Хлопин помертвел от растерянности, потом его бросило в жар: донес кто-то! Но кто? Неужто кто из духовников? А более некому. Но это уже не имело значения — и запираться не было смысла.
И Хлопин выложил все, как велел асессор: и венчальную память, которую не без труда раздобыл, и даже письмо Ползунова, которое тот просил вернуть… Письмо, наверное, можно было и утаить, не разглашать, но Хлопин так растерялся и так был убит происшедшим, что и сам не ведал, что делает.
Можно представить, в каком состоянии вышел он из кабинета начальника заводов, не вышел, а вывалился, будто из бани, весь в жарком поту, думая лишь об одном: все погибло! И что теперь будет с Ползуновым, какие кары обрушатся на него?

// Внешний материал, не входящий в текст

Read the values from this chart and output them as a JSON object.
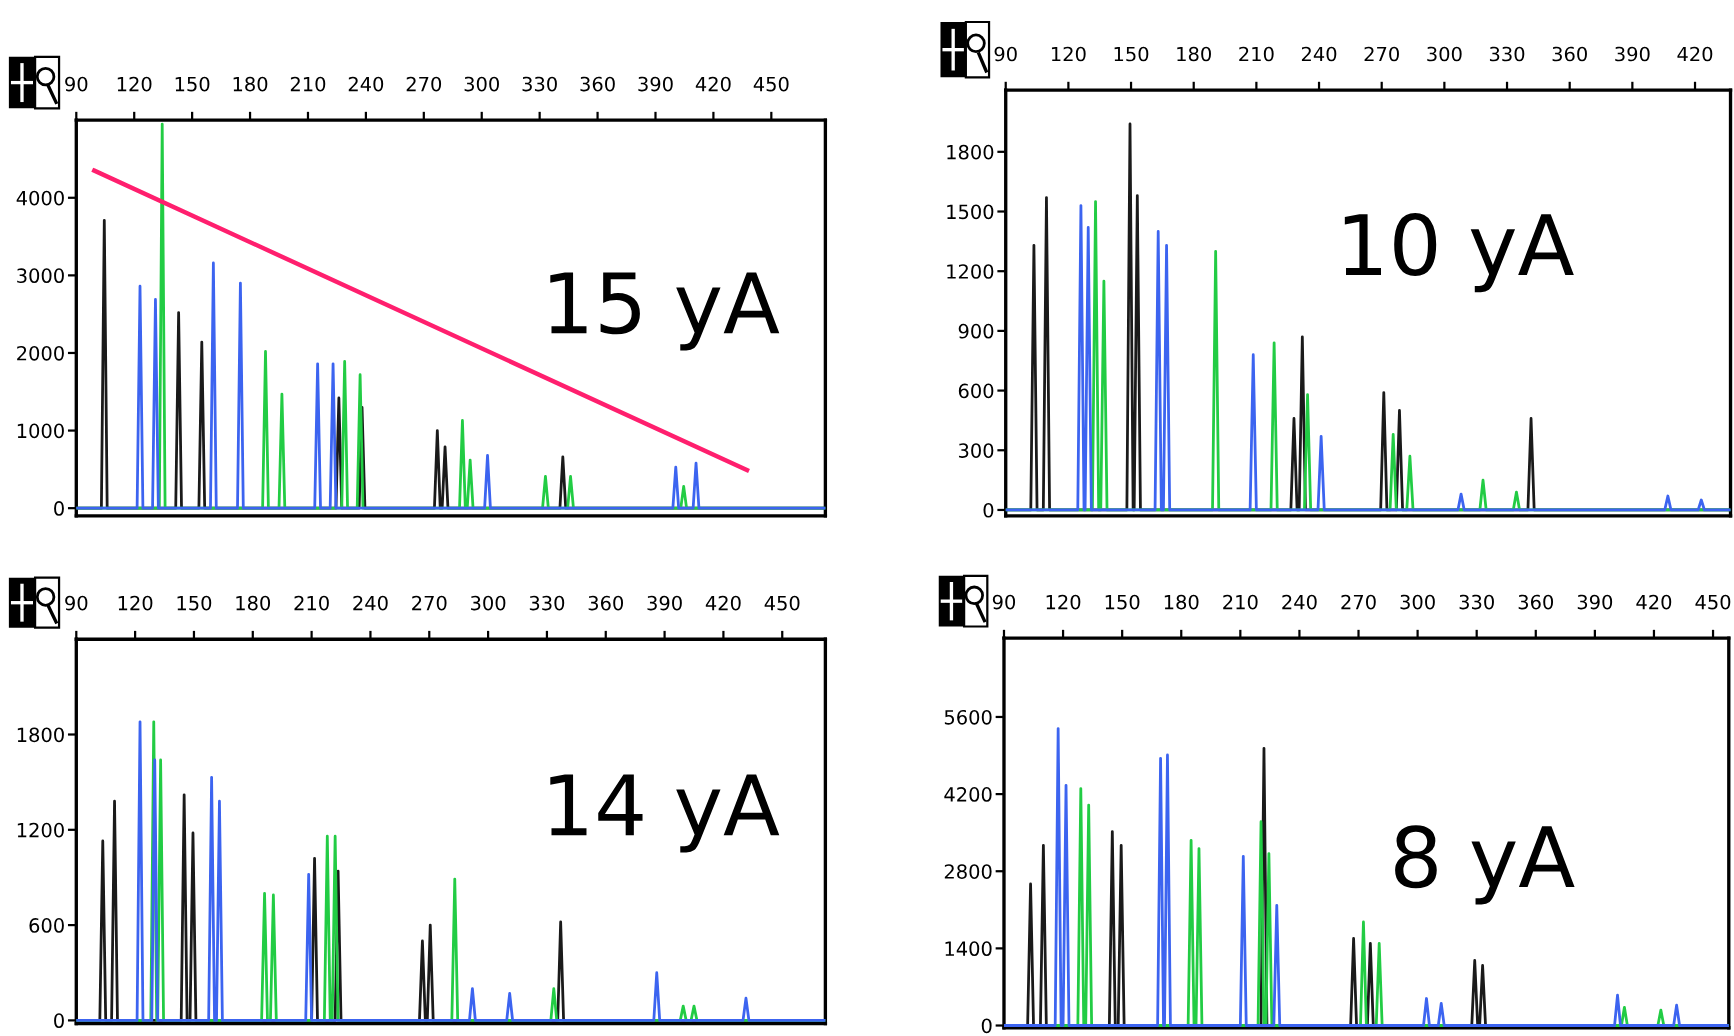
{
  "chart_data": [
    {
      "type": "line",
      "annotations": [
        "15 yA"
      ],
      "xlim": [
        90,
        478
      ],
      "ylim": [
        -100,
        5000
      ],
      "xticks": [
        90,
        120,
        150,
        180,
        210,
        240,
        270,
        300,
        330,
        360,
        390,
        420,
        450
      ],
      "yticks": [
        0,
        1000,
        2000,
        3000,
        4000
      ],
      "grid": false,
      "marker": "none",
      "line_style": "solid",
      "series": [
        {
          "color": "#1a1a1a",
          "x": [
            90,
            103,
            104.5,
            106,
            141.5,
            143,
            144.5,
            153.5,
            155,
            156.5,
            224.5,
            226,
            227.5,
            236.5,
            238,
            239.5,
            275.5,
            277,
            278.5,
            279.5,
            281,
            282.5,
            340.5,
            342,
            343.5,
            478
          ],
          "values": [
            0,
            0,
            3710,
            0,
            0,
            2520,
            0,
            0,
            2140,
            0,
            0,
            1420,
            0,
            0,
            1300,
            0,
            0,
            1000,
            0,
            0,
            790,
            0,
            0,
            660,
            0,
            0
          ]
        },
        {
          "color": "#22cc44",
          "x": [
            90,
            133,
            134.5,
            136,
            186.5,
            188,
            189.5,
            195,
            196.5,
            198,
            227.5,
            229,
            230.5,
            235.5,
            237,
            238.5,
            288.5,
            290,
            291.5,
            292.5,
            294,
            295.5,
            331.5,
            333,
            334.5,
            344.5,
            346,
            347.5,
            403.1,
            404.6,
            406.1,
            478
          ],
          "values": [
            0,
            0,
            4950,
            0,
            0,
            2020,
            0,
            0,
            1470,
            0,
            0,
            1890,
            0,
            0,
            1720,
            0,
            0,
            1130,
            0,
            0,
            620,
            0,
            0,
            410,
            0,
            0,
            410,
            0,
            0,
            280,
            0,
            0
          ]
        },
        {
          "color": "#3c64f0",
          "x": [
            90,
            121.5,
            123,
            124.5,
            129.5,
            131,
            132.5,
            159.5,
            161,
            162.5,
            173.5,
            175,
            176.5,
            213.5,
            215,
            216.5,
            221.5,
            223,
            224.5,
            301.5,
            303,
            304.5,
            399,
            400.5,
            402,
            409.5,
            411,
            412.5,
            478
          ],
          "values": [
            0,
            0,
            2860,
            0,
            0,
            2690,
            0,
            0,
            3160,
            0,
            0,
            2900,
            0,
            0,
            1860,
            0,
            0,
            1860,
            0,
            0,
            680,
            0,
            0,
            530,
            0,
            0,
            580,
            0,
            0
          ]
        },
        {
          "type": "line",
          "color": "#ff1f6e",
          "x": [
            99.3,
            437.4
          ],
          "values": [
            4350,
            490
          ]
        }
      ]
    },
    {
      "type": "line",
      "annotations": [
        "10 yA"
      ],
      "xlim": [
        90,
        437
      ],
      "ylim": [
        -30,
        2110
      ],
      "xticks": [
        90,
        120,
        150,
        180,
        210,
        240,
        270,
        300,
        330,
        360,
        390,
        420
      ],
      "yticks": [
        0,
        300,
        600,
        900,
        1200,
        1500,
        1800
      ],
      "grid": false,
      "marker": "none",
      "line_style": "solid",
      "series": [
        {
          "color": "#1a1a1a",
          "x": [
            90,
            102,
            103.5,
            105,
            108,
            109.5,
            111,
            148,
            149.5,
            151,
            151.5,
            153,
            154.5,
            226.5,
            228,
            229.5,
            230.5,
            232,
            233.5,
            269.5,
            271,
            272.5,
            277,
            278.5,
            280,
            340,
            341.5,
            343,
            437
          ],
          "values": [
            0,
            0,
            1330,
            0,
            0,
            1570,
            0,
            0,
            1940,
            0,
            0,
            1580,
            0,
            0,
            460,
            0,
            0,
            870,
            0,
            0,
            590,
            0,
            0,
            500,
            0,
            0,
            460,
            0,
            0
          ]
        },
        {
          "color": "#22cc44",
          "x": [
            90,
            131.5,
            133,
            134.5,
            135.5,
            137,
            138.5,
            189,
            190.5,
            192,
            217,
            218.5,
            220,
            233,
            234.5,
            236,
            274,
            275.5,
            277,
            282,
            283.5,
            285,
            317,
            318.5,
            320,
            333,
            334.5,
            336,
            437
          ],
          "values": [
            0,
            0,
            1550,
            0,
            0,
            1150,
            0,
            0,
            1300,
            0,
            0,
            840,
            0,
            0,
            580,
            0,
            0,
            380,
            0,
            0,
            270,
            0,
            0,
            150,
            0,
            0,
            90,
            0,
            0
          ]
        },
        {
          "color": "#3c64f0",
          "x": [
            90,
            124.5,
            126,
            127.5,
            128,
            129.5,
            131,
            161.5,
            163,
            164.5,
            165.5,
            167,
            168.5,
            207,
            208.5,
            210,
            239.5,
            241,
            242.5,
            306.5,
            308,
            309.5,
            405.5,
            407,
            408.5,
            421.5,
            423,
            424.5,
            437
          ],
          "values": [
            0,
            0,
            1530,
            0,
            0,
            1420,
            0,
            0,
            1400,
            0,
            0,
            1330,
            0,
            0,
            780,
            0,
            0,
            370,
            0,
            0,
            80,
            0,
            0,
            70,
            0,
            0,
            50,
            0,
            0
          ]
        }
      ]
    },
    {
      "type": "line",
      "annotations": [
        "14 yA"
      ],
      "xlim": [
        90,
        472
      ],
      "ylim": [
        -20,
        2400
      ],
      "xticks": [
        90,
        120,
        150,
        180,
        210,
        240,
        270,
        300,
        330,
        360,
        390,
        420,
        450
      ],
      "yticks": [
        0,
        600,
        1200,
        1800
      ],
      "grid": false,
      "marker": "none",
      "line_style": "solid",
      "series": [
        {
          "color": "#1a1a1a",
          "x": [
            90,
            102,
            103.5,
            105,
            108,
            109.5,
            111,
            143.5,
            145,
            146.5,
            148,
            149.5,
            151,
            210,
            211.5,
            213,
            222,
            223.5,
            225,
            265,
            266.5,
            268,
            269,
            270.5,
            272,
            335.5,
            337,
            338.5,
            472
          ],
          "values": [
            0,
            0,
            1130,
            0,
            0,
            1380,
            0,
            0,
            1420,
            0,
            0,
            1180,
            0,
            0,
            1020,
            0,
            0,
            940,
            0,
            0,
            500,
            0,
            0,
            600,
            0,
            0,
            620,
            0,
            0
          ]
        },
        {
          "color": "#22cc44",
          "x": [
            90,
            128,
            129.5,
            131,
            131.5,
            133,
            134.5,
            184.5,
            186,
            187.5,
            189,
            190.5,
            192,
            216.5,
            218,
            219.5,
            220.5,
            222,
            223.5,
            281.5,
            283,
            284.5,
            332,
            333.5,
            335,
            398,
            399.5,
            401,
            403.5,
            405,
            406.5,
            472
          ],
          "values": [
            0,
            0,
            1880,
            0,
            0,
            1640,
            0,
            0,
            800,
            0,
            0,
            790,
            0,
            0,
            1160,
            0,
            0,
            1160,
            0,
            0,
            890,
            0,
            0,
            200,
            0,
            0,
            90,
            0,
            0,
            90,
            0,
            0
          ]
        },
        {
          "color": "#3c64f0",
          "x": [
            90,
            121,
            122.5,
            124,
            128.5,
            130,
            131.5,
            157.5,
            159,
            160.5,
            161.5,
            163,
            164.5,
            207,
            208.5,
            210,
            290.5,
            292,
            293.5,
            309.5,
            311,
            312.5,
            384.5,
            386,
            387.5,
            430,
            431.5,
            433,
            472
          ],
          "values": [
            0,
            0,
            1880,
            0,
            0,
            1640,
            0,
            0,
            1530,
            0,
            0,
            1380,
            0,
            0,
            920,
            0,
            0,
            200,
            0,
            0,
            170,
            0,
            0,
            300,
            0,
            0,
            140,
            0,
            0
          ]
        }
      ]
    },
    {
      "type": "line",
      "annotations": [
        "8 yA"
      ],
      "xlim": [
        90,
        458
      ],
      "ylim": [
        -40,
        7030
      ],
      "xticks": [
        90,
        120,
        150,
        180,
        210,
        240,
        270,
        300,
        330,
        360,
        390,
        420,
        450
      ],
      "yticks": [
        0,
        1400,
        2800,
        4200,
        5600
      ],
      "grid": false,
      "marker": "none",
      "line_style": "solid",
      "series": [
        {
          "color": "#1a1a1a",
          "x": [
            90,
            102,
            103.5,
            105,
            108.5,
            110,
            111.5,
            143.5,
            145,
            146.5,
            148,
            149.5,
            151,
            220.5,
            222,
            223.5,
            266,
            267.5,
            269,
            274.5,
            276,
            277.5,
            327.5,
            329,
            330.5,
            331.5,
            333,
            334.5,
            458
          ],
          "values": [
            0,
            0,
            2570,
            0,
            0,
            3270,
            0,
            0,
            3520,
            0,
            0,
            3270,
            0,
            0,
            5030,
            0,
            0,
            1580,
            0,
            0,
            1490,
            0,
            0,
            1180,
            0,
            0,
            1090,
            0,
            0
          ]
        },
        {
          "color": "#22cc44",
          "x": [
            90,
            127.5,
            129,
            130.5,
            131.5,
            133,
            134.5,
            183.5,
            185,
            186.5,
            187.5,
            189,
            190.5,
            219,
            220.5,
            222,
            223,
            224.5,
            226,
            271,
            272.5,
            274,
            279,
            280.5,
            282,
            403.5,
            405,
            406.5,
            422,
            423.5,
            425,
            458
          ],
          "values": [
            0,
            0,
            4300,
            0,
            0,
            4000,
            0,
            0,
            3360,
            0,
            0,
            3210,
            0,
            0,
            3700,
            0,
            0,
            3120,
            0,
            0,
            1880,
            0,
            0,
            1490,
            0,
            0,
            330,
            0,
            0,
            280,
            0,
            0
          ]
        },
        {
          "color": "#3c64f0",
          "x": [
            90,
            116,
            117.5,
            119,
            120,
            121.5,
            123,
            168,
            169.5,
            171,
            171.5,
            173,
            174.5,
            210,
            211.5,
            213,
            227,
            228.5,
            230,
            303,
            304.5,
            306,
            310.5,
            312,
            313.5,
            400,
            401.5,
            403,
            430,
            431.5,
            433,
            458
          ],
          "values": [
            0,
            0,
            5390,
            0,
            0,
            4360,
            0,
            0,
            4850,
            0,
            0,
            4910,
            0,
            0,
            3070,
            0,
            0,
            2180,
            0,
            0,
            490,
            0,
            0,
            400,
            0,
            0,
            550,
            0,
            0,
            370,
            0,
            0
          ]
        }
      ]
    }
  ]
}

А Христиани в тот миг кипел негодованием, не будучи в силах понять странной выходки шихтмейстера: почему тот сразу не обратился в Канцелярию? Сам себе ставит рогатки, — подумал асессор. И в тот же день заготовил указ, требуя от шихтмейстера письменного объяснения своего поступка, а также ясного толкования — кем все же является Пелагея Ивановна Поваляева: женкой ли чьей-то чужой или вдовой… но не «девицей» же, как указано было в «венчальной памяти», лежавшей теперь на столе асессора.
* * *
Казалось, новой грозы не миновать. Строгий саксонец не потерпит сей кривды — и спросит с шихтмейстера по всем статьям. Так думал и Ползунов, читая доставленный курьером указ, но, к удивлению, оставаясь при этом спокойным и равнодушным. Как будто указ не его касался, а кого-то другого — так он устал от всех нынешних доносов, поносов и всякой другой мути, мешавшей жить и работать в полную меру. Он понимал, что ныне многое, если не все, будет зависеть от того, с какой ноги встанет асессор Христиани, но как он поступит и что решит, Ползунову казалось безразличным, ибо отныне он полагался только на Бога — и верил, что Бог не выдаст, поможет… А коли случится обратное — что ж, как говорится, лучше пострадать за добрые дела, нежели за лихие…
Потому и не стал Ползунов сочинять длинной реляции, объяснять свои подвиги, а написал разгонисто-твердым и крупным почерком коротко и ясно: «Пелагея Поваляева вот уже тому три года как моя жена, чего я никогда не скрывал и впредь скрывать не сбирался, а потому, господин асессор, покорнейше вас прошу вернуть мне «венечную память». В протчем пребуду вашему благородию доброжелательным слугою».